Thoughts On Appreciative Inquiry

Many of you can identify a few defining moments in your career when you met someone or something that just fit the way you are - like what Peter Szabo would call "your old comfy jacket" that makes you go ahhhh when you put it on. Before I knew anything about the Solution-Focused practice, I met "coaching" in my last year of university as a psychology major. Mostly interested in Clinical Psychology working in a neuroscience lab at school at the time, I signed up for a bird course called Sport Psychology. I remember three things from that class: the prof who was a passionate soccer coach, the GROW coaching model, and the shock of how simple it seemed. That was the only course without a hefty textbook - just practices and handouts - and I remember walking away thinking 'it sure was a bird course'. That was my first defining moment in my career toward coaching although I did not know at the time. 

Nearly a decade later working as a manager in a non-profit organization and part-time independent consultant, I enrolled in a master's program in Adult Education. I selected a weekend course - Consulting Skills 101 - that did not conflict with my work schedule. On the very first day of the course, the prof put up a slide with this quote by Diana Whitney, one of the founders of Appreciative Inquiry: 

Diana Whitney on Appreciative Inquiry

It took me a while to get it. I believed in certainty, objectivity, randomized controls, and interventions. What do you mean that an object of your study is moving toward your biases? What do you mean that the system is a living system? Then the prof put the next slide up with a similar graphic to this: 

Image: Source

Image: Source

This was the original 4D model - discover, dream, design, and destiny - and the model has evolved since that time to include an additional stage called Define, now known as the 5D of Appreciative Inquiry. But as it was back then was radical enough to make me read everything I could find on this topic. It made sense. It worked with my clients. This "new jacket" was getting quickly broken in as I saw more and more clients turning from what doesn't work to what works. Although I worked primarily with transforming systems in large organizations, there were noticeable side effects of performance elevation and culture shifts as reported by the delighted clients. Tangible results were reached and recorded, and the consulting part of my career quickly became full-time. 

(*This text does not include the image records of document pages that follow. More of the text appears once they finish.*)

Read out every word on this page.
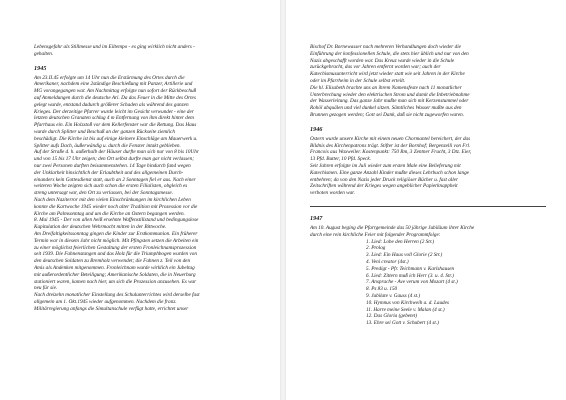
Lebensgefahr als Stillmesse und im Eiltempo - es ging wirklich nicht anders -
gehalten.
1945
Am 23.II.45 erfolgte um 14 Uhr nun die Erstürmung des Ortes durch die
Amerikaner, nachdem eine 2stündige Beschießung mit Panzer, Artillerie und
MG vorangegangen war. Am Nachmittag erfolgte nun sofort der Rückbeschuß
auf Anmeldungen durch die deutsche Ari. Da das Feuer in die Mitte des Ortes
gelegt wurde, entstand dadurch größerer Schaden als während des ganzen
Krieges. Der derzeitige Pfarrer wurde leicht im Gesicht verwundet - eine der
letzten deutschen Granaten schlug 4 m Entfernung von ihm direkt hinter dem
Pfarrhaus ein. Ein Holzstoß vor dem Kellerfenster war die Rettung. Das Haus
wurde durch Splitter und Beschuß an der ganzen Rückseite ziemlich
beschädigt. Die Kirche ist bis auf einige kleinere Einschläge am Mauerwerk u.
Splitter aufs Dach, äußerwändig u. durch die Fenster intakt geblieben.
Auf der Straße d. h. außerhalb der Häuser durfte man sich nur von 8 bis 10Uhr
und von 15 bis 17 Uhr zeigen; den Ort selbst durfte man gar nicht verlassen;
nur zwei Personen durften beisammenstehen. 14 Tage hindurch fand wegen
der Unklarheit hinsichtlich der Erlaubtheit und des allgemeinen Durch-
einanders kein Gottesdienst statt, auch an 2 Sonntagen fiel er aus. Nach einer
weiteren Woche zeigten sich auch schon die ersten Filialisten, obgleich es
streng untersagt war, den Ort zu verlassen, bei der Sonntagsmesse.
Nach dem Naziterror mit den vielen Einschränkungen im kirchlichen Leben
konnte die Kartwoche 1945 wieder noch alter Tradition mit Prozession vor die
Kirche am Palmsonntag und um die Kirche an Ostern begangen werden.
8. Mai 1945 - Der von allen heiß ersehnte Waffenstillstand und bedingungslose
Kapitulation der deutschen Wehrmacht mitten in der Bittwoche.
Am Dreifaltigkeitssonntag gingen die Kinder zur Erstkommunion. Ein früherer
Termin war in diesem Jahr nicht möglich. Mit Pfingsten setzen die Arbeiten ein
zu einer möglichst feierlichen Gestaltung der ersten Fronleichnamsprozession
seit 1939. Die Fahnenstangen und das Holz für die Triumphbogen wurden von
den deutschen Soldaten zu Bremholz verwendet; die Fahnen z. Teil von den
Amis als Andenken mitgenommen. Fronleichnam wurde wirklich ein Jubeltag
mit außerordentlicher Beteiligung; Amerikanische Soldaten, die in Neuerburg
stationiert waren, kamen nach hier, um sich die Prozession anzusehen. Es war
neu für sie.
Nach dreizehn monatlicher Einstellung des Schulunterrichtes wird derselbe fast
allgemein am 1. Okt.1945 wieder aufgenommen. Nachdem die franz.
Militärregierung anfangs die Simultanschule verfügt hatte, errichtet unser
Bischof Dr. Bornewasser nach mehreren Verhandlungen doch wieder die
Einführung der konfessionellen Schule, die stets hier üblich und nur von den
Nazis abgeschafft worden war. Das Kreuz wurde wieder in die Schule
zurückgebracht, das vor Jahren entfernt worden war; auch der
Katechismusunterricht wird jetzt wieder statt wie seit Jahren in der Kirche
oder im Pfarrheim in der Schule selbst erteilt.
Die hl. Elisabeth brachte uns an ihrem Namensfeste nach 11 monatlicher
Unterbrechung wieder den elektrischen Strom und damit die Inbetriebnahme
der Wasserleitung. Das ganze Jahr mußte man sich mit Kerzenstummel oder
Rohöl abquälen und viel dunkel sitzen. Sämtliches Wasser mußte aus den
Brunnen gezogen werden; Gott sei Dank, daß sie nicht zugeworfen waren.
1946
Ostern wurde unsere Kirche mit einem neuen Chormantel bereichert, der das
Bildnis des Kirchenpatrons trägt. Stifter ist der Bornhof; Bergenzelli von Frl.
Francois aus Waxweiler. Kostenpunkt: 750 Rm, 3 Zentner Frucht, 3 Dtz. Eier,
13 Pfd. Butter, 10 Pfd. Speck.
Seit Jahren erfolgte im Juli wieder zum ersten Male eine Belieferung mit
Katechismen. Eine ganze Anzahl Kinder mußte dieses Lehrbuch schon lange
entbehren; da von den Nazis jeder Druck religiöser Bücher u. fast aller
Zeitschriften während der Krieges wegen angeblicher Papierknappheit
verboten worden war.
1947
Am 10. August beging die Pfarrgemeinde das 50 jährige Jubiläum ihrer Kirche
durch eine rein kirchliche Feier mit folgender Programmfolge:
1. Lied: Lobe den Herren (2 Str.)
2. Prolog
3. Lied: Ein Haus voll Glorie (2 Str.)
4. Veni creator (4st.)
5. Predigt - Pfr. Teichmann v. Karlshausen
6. Lied: Zittern muß ich Herr (3. u. 4. Str.)
7. Ansprache - Ave verum von Mozart (4 st.)
8. Ps 83 u. 150
9. Jubilate v. Gauss (4 st.)
10. Hymnus von Kirchweih a. d. Laudes
11. Harre meine Seele v. Malan (4 st.)
12. Das Gloria (gebetet)
13. Ehre sei Gott v. Schubert (4 st.)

Towards the end of my master's degree, I walked into the wrong class that was only open to Counselling Psychology students called Brief Counselling Strategies. Without knowing that I was in the wrong class, I heard students talking about strangely familiar terms like diagnoses, DSM IV (yeah, it was some time ago), and interventions. It had been awhile since I heard those things. Then I heard the prof talking even more strangely about some miracle happening the next day. 

Suppose a miracle has happened... and the things that you brought here to talk about is no longer an issue for you... what might be different?  

Ahhhh, the old comfy jacket moment for me there. And that's how I met Solution-Focused Brief Counselling as a familiar outsider who fell in love with it at first sight. 

And you might wonder... what are some similarities and differences between Appreciative Inquiry (AI) and Solution-Focused (SF) practice? I used to say that the AI is for groups and organizations where the SF is for individuals. Now that I know more about SF, I don't say that anymore. There are many similarities that they both focus on the client as the expert of their life, and they both focus on the existing progress and resources that they can build on. They also inquire about the clients' preferred future, and they celebrate small progress toward that preferred future. 

The differences are subtle yet not insignificant. On the surface level, they may both seem like a question-based model. AI certainly is driven by many questions and contexts around the questions. The more I practice SF, I notice that it is not a question-based model but a listening-based practice. The biggest difference between the two in my experience is that the AI emphasizes closing the gap between what could be (Dream) and what should be (Design) by building the next steps getting closer to the dream where the SF finds the existing signs of what "might" be as described in the clients' preferred future. 

I hope this would spark a useful conversation in your own practice whether you work with SF or (and) AI as we can celebrate what we share as much as what we each bring to the table for others to consider. I welcome your thoughts, insights, and practice-based questions. Have fun.